11 de agosto de 2022
Prancheta 2@3x (1)

Emergentes querem compromisso para “concluir” Rodada Doha

O comunicado conjunto sobre esse compromisso foi divulgado na sexta-feira pelo Ministério das relações Exteriores. O G20 é o grupo que reúne representantes de países ricos e dos principais emergentes

O comunicado conjunto sobre esse compromisso foi divulgado na sexta-feira pelo Ministério das relações Exteriores. O G20 é o grupo que reúne representantes de países ricos e dos principais emergentes.
De acordo com o texto, desde o início da atual crise econômica, “líderes mundiais reafirmaram seu compromisso em concluir a Rodada Doha’’. “Essas declarações políticas não se traduziram, porém, em um engajamento efetivo em Genebra. Exortamos todos os países desenvolvidos a demonstrar verdadeiramente compromisso, flexibilidade e engajamento político’’.
A conclusão da rodada, assim, é necessária para “aumentar a confiança, prevenir o uso de medidas protecionistas e fornecer o necessário estímulo à economia global’’.

Impacto severo

“O comércio internacional foi severamente afetado pela crise econômica mundial. O impacto foi particularmente severo para os países em desenvolvimento, que não dispõem de capacidade estrutural e de recursos financeiros para combater uma crise originada nas economias desenvolvidas’’, diz a nota.
O texto destaca a vulnerabilidade dos países em desenvolvimento, que teriam de “suportar de modo desproporcional as consequências de uma crise de confiança no sistema multilateral de comércio’’.
Os pontos já alcançados nas negociações “tem o apoio da ampla maioria dos países desenvolvidos e em desenvolvimento’’.
“A única maneira de concluir as negociações em prazo razoável é fechar o pacote existente com base em um processo transparente, inclusivo e multilateral’’.
“É chegada a hora de mostrar liderança e ação firme para cumprir a meta de 2010 e preparar o sistema multilateral de comércio para os desafios à frente’’, conclui a nota.

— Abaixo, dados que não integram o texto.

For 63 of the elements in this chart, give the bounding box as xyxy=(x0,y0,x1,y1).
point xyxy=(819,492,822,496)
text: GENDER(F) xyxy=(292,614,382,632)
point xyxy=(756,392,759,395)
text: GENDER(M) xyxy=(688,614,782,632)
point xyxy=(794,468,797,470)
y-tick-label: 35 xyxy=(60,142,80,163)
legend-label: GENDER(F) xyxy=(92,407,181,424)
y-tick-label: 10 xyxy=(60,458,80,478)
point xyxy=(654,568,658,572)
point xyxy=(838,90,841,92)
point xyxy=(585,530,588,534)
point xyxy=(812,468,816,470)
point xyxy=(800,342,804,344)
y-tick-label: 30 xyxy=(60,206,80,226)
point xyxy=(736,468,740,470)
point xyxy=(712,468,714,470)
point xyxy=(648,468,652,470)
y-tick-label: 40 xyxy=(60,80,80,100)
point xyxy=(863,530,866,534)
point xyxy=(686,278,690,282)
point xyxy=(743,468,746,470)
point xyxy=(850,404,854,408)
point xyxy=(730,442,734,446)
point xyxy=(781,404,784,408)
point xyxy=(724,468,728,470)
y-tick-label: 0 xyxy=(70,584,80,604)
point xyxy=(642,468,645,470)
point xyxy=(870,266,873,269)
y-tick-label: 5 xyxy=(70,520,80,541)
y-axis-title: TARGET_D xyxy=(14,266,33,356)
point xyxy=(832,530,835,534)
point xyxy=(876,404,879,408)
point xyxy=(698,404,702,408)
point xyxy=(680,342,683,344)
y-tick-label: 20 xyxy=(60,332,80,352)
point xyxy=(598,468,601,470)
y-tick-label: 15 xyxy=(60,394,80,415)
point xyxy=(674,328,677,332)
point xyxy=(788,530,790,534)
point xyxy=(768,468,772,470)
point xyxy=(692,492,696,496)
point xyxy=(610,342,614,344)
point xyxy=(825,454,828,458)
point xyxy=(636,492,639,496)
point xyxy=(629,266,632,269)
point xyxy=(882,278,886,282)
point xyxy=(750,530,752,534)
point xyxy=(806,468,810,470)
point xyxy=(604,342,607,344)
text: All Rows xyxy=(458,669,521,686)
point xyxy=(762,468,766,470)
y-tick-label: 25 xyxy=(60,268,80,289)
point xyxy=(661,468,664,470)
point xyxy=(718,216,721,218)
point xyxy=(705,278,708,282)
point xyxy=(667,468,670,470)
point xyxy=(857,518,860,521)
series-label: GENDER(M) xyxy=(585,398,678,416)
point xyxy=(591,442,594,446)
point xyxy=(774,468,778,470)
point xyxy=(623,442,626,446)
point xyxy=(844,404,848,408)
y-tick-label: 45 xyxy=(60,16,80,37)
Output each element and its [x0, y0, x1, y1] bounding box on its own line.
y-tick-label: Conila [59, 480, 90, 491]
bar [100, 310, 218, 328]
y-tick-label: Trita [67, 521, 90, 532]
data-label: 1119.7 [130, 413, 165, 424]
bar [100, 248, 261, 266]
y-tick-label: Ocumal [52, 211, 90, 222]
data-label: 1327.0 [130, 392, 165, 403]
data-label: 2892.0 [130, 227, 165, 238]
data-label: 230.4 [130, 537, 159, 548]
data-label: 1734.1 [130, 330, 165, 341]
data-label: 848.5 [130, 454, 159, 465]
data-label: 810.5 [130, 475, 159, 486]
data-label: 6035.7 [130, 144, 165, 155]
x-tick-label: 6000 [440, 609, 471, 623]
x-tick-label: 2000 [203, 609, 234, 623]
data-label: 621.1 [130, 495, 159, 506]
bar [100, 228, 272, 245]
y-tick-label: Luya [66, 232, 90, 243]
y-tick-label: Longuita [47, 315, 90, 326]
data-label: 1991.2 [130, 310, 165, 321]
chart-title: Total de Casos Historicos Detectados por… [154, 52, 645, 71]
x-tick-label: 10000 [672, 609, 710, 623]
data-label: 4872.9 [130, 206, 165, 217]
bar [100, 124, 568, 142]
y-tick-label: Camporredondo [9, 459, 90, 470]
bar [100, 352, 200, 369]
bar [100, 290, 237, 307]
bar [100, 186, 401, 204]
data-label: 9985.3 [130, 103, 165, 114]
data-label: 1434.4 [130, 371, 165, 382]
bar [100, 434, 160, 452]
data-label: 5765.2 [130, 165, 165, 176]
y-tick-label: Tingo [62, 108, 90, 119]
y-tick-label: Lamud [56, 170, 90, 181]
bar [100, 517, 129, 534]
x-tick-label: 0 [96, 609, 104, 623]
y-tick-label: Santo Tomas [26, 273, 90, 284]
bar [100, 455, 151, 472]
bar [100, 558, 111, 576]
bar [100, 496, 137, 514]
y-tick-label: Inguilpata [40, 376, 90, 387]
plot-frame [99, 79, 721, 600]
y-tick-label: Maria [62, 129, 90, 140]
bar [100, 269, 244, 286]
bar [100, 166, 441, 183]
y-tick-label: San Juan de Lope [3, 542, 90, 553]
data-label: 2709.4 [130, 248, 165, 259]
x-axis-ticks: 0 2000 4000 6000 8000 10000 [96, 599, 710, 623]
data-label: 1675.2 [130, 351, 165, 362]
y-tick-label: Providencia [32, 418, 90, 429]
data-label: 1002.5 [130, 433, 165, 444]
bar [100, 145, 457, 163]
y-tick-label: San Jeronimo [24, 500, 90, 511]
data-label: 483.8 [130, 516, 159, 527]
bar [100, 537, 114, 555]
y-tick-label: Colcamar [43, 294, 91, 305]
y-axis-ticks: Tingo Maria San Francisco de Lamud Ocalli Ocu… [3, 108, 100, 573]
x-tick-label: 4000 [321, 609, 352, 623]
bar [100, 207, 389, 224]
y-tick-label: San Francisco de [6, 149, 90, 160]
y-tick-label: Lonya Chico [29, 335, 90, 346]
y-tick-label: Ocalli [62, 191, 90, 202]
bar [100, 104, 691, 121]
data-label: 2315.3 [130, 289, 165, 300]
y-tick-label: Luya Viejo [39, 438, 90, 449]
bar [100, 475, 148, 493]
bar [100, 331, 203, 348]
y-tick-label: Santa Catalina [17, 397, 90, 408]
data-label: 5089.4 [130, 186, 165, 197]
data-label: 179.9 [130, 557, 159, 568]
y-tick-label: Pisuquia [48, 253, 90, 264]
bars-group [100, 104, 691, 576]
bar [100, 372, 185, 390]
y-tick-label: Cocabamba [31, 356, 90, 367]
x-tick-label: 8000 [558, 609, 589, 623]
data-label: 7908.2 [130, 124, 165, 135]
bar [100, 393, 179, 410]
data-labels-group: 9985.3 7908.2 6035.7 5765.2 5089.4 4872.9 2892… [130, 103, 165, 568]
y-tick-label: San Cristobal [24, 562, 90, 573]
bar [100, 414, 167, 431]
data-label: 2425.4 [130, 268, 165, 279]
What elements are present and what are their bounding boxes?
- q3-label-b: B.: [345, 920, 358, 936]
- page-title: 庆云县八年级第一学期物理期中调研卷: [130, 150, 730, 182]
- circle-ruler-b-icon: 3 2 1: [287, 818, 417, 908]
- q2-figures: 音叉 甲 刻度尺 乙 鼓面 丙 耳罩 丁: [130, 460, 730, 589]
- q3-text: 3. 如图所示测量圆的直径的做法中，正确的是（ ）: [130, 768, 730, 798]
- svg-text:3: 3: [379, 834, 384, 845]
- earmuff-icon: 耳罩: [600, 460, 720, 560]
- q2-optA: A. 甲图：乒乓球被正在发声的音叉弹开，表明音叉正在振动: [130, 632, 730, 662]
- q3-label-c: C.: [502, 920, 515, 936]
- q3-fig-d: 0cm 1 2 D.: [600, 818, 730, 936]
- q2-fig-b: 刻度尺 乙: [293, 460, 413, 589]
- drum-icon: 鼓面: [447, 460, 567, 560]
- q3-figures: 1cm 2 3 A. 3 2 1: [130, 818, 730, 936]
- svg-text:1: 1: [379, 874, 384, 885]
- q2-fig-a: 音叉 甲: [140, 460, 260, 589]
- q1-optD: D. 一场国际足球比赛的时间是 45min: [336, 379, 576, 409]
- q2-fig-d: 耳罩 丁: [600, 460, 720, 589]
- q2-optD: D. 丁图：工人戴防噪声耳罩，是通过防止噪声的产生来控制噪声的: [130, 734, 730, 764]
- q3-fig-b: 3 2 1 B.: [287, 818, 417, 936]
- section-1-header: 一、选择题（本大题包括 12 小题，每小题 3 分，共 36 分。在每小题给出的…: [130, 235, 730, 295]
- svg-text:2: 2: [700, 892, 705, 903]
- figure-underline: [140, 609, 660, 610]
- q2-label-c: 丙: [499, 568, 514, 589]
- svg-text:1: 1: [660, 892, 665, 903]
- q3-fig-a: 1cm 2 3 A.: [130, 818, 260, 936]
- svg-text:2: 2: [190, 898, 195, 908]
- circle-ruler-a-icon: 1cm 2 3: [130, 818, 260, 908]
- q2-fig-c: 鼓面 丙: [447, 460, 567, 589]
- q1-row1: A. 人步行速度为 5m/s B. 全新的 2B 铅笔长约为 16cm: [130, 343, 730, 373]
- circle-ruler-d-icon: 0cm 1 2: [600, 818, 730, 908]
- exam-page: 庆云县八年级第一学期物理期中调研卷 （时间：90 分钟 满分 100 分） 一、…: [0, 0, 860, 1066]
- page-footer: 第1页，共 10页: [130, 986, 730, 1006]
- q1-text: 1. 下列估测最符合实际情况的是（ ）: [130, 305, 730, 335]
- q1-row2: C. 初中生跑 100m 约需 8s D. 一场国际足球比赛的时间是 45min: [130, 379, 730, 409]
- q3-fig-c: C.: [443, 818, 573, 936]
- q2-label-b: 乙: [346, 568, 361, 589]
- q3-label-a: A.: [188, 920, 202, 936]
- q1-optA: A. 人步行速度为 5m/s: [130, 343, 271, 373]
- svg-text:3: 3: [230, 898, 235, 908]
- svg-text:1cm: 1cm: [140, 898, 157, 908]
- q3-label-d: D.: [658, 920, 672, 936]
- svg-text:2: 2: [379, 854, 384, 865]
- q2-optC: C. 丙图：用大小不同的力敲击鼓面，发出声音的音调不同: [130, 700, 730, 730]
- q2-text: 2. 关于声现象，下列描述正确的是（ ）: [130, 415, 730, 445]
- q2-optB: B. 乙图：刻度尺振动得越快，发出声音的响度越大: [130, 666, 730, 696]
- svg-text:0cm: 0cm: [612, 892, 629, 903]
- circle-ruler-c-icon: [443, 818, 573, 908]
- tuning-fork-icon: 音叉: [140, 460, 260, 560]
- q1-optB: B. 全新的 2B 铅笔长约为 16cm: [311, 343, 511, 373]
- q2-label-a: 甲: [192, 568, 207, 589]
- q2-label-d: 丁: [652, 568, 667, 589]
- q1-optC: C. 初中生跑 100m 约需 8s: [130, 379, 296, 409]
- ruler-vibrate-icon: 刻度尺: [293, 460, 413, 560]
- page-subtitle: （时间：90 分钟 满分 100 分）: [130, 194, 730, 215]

Negociações da rodada fracassaram por uma disputa entre os EUA e Índia

Iniciada no fim de 2001 em um encontro na capital do Qatar, as negociações sobre a liberalização do comércio internacional, chamada de Rodada Doha, esbarram nas divergências entre os países desenvolvidos e as nações em desenvolvimento sobre os temas agrícolas e industriais.
As negociações da rodada têm como objetivo eliminar as tarifas alfandegárias e reduzir os subsídios à agricultura dos países ricos. Mas há anos as negociações vêm se chocando contra as recusas de alguns países de reduzir as tarifas aduaneiras sobre produtos estratégicos para os produtores locais.

Fracasso nas negociações

Em julho de 2008, as negociações da rodada fracassaram no último momento por uma disputa entre os Estados Unidos e a Índia sobre os critérios que autorizariam a um país pobre elevar suas tarifas para defender seus produtores agrícolas. Em junho deste ano, Lamy já havia afirmado que as negociações da rodada estão em um caminho mais positivo e que a conclusão em 2010 é possível.
A resistência de algumas partes envolvidas, no entanto, ainda é considerável.
A França e a Comissão Europeia já declararam que a União Europeia não faria mais concessões para chegar a um acordo na rodada.